Sexta, dia 16/03, 20:30h
Morte a Venezia (Morte em Veneza), de Luchino Visconti, 130 min, Itália, 1972.  Filme baseado no livro “Morte em Veneza” de Thomas Mann (1912).
Numa tarde de primavera do ano de 19..., que meses a fio vinha mostrando ao nosso continente um semblante tão ameaçador, Gustav Aschenbach, ou von Aschenbach, como passara a chamar-se oficialmente desde seu qüinquagésimo aniversário, saíra de sua residência na rua do Príncipe Regente, em Munique, para um longo passeio solitário. Muito agitado por uma manhã de trabalho árduo e arriscado, a exigir justamente agora uma extrema cautela, circunspecção, rigor e força de vontade, o escritor não conseguira, nem mesmo após o almoço, sofrear a vibração do mecanismo criador em seu íntimo --aquele motus animi continuus que, segundo Cícero, constitui a essência da eloqüência --e não pudera dispor do cochilo reparador que lhe era tão necessário durante o dia, ante o crescente desgaste de suas forças. Assim, logo depois do chá, ele procurara o céu aberto, na esperança de que um pouco de ar livre e movimento o restabelecessem, propiciando-lhe uma noite proveitosa.

Sexta, dia 23/03, 20:30h
Brazil (Brazil), de Terrie Gilliam, 132min, 1985, Englaterra. Filme baseado no livro “1984”, de George Orwell (1948). Classificação indicativa: 14 anos 
…..ERA UM DIA FRIO E ENSOLARADO DE ABRIL, E OS RELóGIOS batiam treze horas. Winston Smith, o queixo fincado no peito numa tentativa de fugir ao vento impiedoso, esgueirou-se rápido pelas portas de vidro da Mansão Vitória; não porém com rapidez suficiente para evitar que o acompanhasse uma onda de pó áspero.
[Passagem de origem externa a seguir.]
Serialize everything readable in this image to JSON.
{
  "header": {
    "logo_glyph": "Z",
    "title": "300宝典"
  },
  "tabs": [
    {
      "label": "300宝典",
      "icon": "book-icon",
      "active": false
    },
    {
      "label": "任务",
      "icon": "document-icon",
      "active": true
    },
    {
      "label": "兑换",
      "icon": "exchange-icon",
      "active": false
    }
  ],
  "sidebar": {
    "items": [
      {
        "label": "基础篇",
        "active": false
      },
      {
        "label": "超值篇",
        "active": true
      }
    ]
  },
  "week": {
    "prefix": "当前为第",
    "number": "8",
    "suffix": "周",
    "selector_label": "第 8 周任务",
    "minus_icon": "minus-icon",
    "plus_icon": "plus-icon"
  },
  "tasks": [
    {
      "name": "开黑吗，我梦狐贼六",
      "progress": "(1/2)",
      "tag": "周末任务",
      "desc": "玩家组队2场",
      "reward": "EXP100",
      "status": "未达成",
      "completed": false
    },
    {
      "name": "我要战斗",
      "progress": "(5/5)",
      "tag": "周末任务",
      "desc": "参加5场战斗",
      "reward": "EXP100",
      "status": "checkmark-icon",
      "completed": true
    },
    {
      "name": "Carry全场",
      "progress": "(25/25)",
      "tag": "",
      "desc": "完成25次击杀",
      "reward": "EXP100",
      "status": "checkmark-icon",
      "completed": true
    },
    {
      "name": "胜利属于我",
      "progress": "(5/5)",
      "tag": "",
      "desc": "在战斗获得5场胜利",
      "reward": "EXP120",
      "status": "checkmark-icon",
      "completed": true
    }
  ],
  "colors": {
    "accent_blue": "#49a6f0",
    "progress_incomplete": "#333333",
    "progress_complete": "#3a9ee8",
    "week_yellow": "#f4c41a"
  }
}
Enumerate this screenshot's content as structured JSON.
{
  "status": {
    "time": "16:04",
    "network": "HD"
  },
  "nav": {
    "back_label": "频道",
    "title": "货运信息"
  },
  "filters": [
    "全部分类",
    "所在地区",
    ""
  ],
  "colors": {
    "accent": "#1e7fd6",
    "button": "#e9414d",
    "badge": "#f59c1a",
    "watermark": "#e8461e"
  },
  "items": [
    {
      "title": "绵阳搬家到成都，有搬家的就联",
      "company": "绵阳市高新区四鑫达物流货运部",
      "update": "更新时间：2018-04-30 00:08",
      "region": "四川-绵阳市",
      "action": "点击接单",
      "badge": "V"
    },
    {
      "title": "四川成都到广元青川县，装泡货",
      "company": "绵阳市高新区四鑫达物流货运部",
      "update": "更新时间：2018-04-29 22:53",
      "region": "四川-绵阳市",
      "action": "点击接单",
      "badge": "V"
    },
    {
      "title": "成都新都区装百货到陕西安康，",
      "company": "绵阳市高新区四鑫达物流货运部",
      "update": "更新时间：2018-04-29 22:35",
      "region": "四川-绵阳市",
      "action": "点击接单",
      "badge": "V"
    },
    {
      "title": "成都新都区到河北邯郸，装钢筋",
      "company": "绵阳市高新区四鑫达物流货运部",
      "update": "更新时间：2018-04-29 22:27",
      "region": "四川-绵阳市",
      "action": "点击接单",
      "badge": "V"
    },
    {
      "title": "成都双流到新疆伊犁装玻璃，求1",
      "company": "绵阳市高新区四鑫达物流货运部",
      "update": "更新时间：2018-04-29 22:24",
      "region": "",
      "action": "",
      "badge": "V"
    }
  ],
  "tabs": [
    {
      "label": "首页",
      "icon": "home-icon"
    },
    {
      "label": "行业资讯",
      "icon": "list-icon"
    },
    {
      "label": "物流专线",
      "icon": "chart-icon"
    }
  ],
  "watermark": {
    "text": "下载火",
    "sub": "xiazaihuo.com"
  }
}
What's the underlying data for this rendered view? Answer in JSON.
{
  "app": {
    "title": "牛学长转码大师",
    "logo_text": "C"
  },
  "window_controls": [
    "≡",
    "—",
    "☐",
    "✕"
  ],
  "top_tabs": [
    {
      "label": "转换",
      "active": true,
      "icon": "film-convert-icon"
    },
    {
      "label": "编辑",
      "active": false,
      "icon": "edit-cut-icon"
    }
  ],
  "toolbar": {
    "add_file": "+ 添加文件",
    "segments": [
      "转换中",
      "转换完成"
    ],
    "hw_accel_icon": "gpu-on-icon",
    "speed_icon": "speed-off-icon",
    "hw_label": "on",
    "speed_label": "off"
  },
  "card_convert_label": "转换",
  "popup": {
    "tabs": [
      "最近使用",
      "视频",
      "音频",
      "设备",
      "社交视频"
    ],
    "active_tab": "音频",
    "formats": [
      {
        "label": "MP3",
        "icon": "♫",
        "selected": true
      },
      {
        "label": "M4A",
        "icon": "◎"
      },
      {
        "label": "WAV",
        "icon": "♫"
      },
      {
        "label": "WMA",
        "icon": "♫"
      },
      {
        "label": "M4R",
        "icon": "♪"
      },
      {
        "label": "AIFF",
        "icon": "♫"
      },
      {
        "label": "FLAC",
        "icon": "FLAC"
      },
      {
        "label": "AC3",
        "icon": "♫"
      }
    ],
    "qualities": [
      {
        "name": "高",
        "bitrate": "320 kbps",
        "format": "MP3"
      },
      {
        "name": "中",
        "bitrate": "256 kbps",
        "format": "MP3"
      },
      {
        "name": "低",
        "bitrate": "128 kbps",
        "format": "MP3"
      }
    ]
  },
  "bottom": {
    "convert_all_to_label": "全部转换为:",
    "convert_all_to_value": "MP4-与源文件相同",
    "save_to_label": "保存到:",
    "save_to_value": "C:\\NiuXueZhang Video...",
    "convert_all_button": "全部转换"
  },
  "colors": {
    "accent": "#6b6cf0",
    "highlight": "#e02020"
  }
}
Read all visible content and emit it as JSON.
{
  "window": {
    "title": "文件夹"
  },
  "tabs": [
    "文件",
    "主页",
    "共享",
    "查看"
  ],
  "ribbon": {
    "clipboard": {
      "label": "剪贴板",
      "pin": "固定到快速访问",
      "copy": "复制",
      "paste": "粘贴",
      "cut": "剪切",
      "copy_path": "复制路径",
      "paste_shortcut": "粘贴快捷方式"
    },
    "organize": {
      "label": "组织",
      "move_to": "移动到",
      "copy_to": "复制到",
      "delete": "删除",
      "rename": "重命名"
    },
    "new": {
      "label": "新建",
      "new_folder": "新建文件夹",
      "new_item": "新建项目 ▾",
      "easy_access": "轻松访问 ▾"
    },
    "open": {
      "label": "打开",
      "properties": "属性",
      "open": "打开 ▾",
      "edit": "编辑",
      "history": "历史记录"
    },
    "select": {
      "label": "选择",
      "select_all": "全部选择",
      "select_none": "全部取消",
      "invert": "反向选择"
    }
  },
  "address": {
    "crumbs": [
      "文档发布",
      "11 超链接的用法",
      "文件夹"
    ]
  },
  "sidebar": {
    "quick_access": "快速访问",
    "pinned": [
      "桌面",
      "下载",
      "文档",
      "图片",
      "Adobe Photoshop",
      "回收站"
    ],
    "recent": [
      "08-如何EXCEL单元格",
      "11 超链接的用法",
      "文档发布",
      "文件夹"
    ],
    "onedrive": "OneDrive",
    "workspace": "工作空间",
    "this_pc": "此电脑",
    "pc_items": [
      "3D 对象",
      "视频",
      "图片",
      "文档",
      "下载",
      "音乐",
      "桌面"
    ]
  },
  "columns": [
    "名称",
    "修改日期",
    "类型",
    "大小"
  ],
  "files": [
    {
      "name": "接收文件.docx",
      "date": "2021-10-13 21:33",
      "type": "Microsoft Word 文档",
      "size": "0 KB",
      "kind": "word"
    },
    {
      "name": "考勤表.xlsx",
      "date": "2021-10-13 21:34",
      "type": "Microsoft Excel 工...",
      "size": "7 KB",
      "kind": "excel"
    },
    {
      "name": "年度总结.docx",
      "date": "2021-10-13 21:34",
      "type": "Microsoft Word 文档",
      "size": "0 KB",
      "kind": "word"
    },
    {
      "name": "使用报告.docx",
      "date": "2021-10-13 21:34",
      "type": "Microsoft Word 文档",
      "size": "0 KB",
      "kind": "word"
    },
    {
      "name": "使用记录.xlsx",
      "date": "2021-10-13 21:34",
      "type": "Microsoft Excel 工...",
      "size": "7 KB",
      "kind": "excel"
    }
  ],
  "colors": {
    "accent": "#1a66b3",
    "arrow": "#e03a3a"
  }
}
O saguão cheirava a repolho cozido e a capacho de trapos. Na parede do fundo fôra pregado um cartaz colorido, grande demais para exibição interna. Representava apenas uma cara enorme, de mais de um metro de largura: o rosto de um homem de uns quarenta e cinco anos, com espesso bigode preto e traços rústicos mas atraentes. Winston encaminhou-se para a escada. Inútil experimentar o elevador. Raramente funcionava, mesmo no tempo das vacas gordas, e agora a eletricidade era desligada durante o dia. Fazia parte da campanha de economia, preparatória da Semana do ódio. O apartamento ficava no sétimo andar e Winston, que tinha trinta e nove anos e uma variz ulcerada acima do tornozelo direito, subiu devagar, descansando várias vezes no caminho. Em cada patamar, diante da porta do elevador, o cartaz da cara enorme o fitava da parede. Era uma dessas figuras cujos olhos seguem a gente por tôda parte. O GRANDE IRMÃO ZELA POR TI, dizia a legenda….


Sexta, dia 30/03, 20:30h
A Clockwork Orange (Laranja Mecânica), de Stanley Kubrick, 136 min, 1971, Englaterra. Filme baseado no livro “Laranja Mecânica” di Antony Burgess. Classificação indicativa: 16 anos

…- Qual vai ser o programa, hein?
Tinha eu, quer dizer, Alex e meus três drugues, quer dizer, Pete, Georgie e o Tapado, o Tapado sendo realmente tapado, e nós estávamos sentados no Leite-bar Korova, rassudocando o que fazer da noite, num inverno agitado, preto e gelado, uma merda, se bem que seco. O Leite-bar Korova era um méssito de tomar leite-com, e vós, ó meus irmãos, já podem ter se esquecido como eram aqueles méssitos, com as coisas mudando tão escorre hoje em dia e todo mundo muito rápido pra esquecer, os jornais também não muito lidos. Bom, o que vendiam lá era leite com alguma coisa. Não tinham licença pra vender bebida, mas também ainda não tinha nenhuma lei contra prodar algumas das novas véssiches que eles costumavam botar no moloco, de modo que a gente podia pitar ele com velocete, ou sintemesque, ou drencrom, ou uma ou duas outras véssiches que deixavam a gente uns bons e tranqüilos quinze minutos horrorshow admirando Bog e Todos os Seus Bem Aventurados Anjos e Santos no sapato esquerdo, e com luzes pipocando dentro do mosgue. Ou se podia pitar leite com facas, como a gente costumava dizer, e isso deixava a gente afiado e pronto pra uma sujeira de vinte-contra-um, e era isso que a gente estava pitando naquela noite com que eu estou começando a historia….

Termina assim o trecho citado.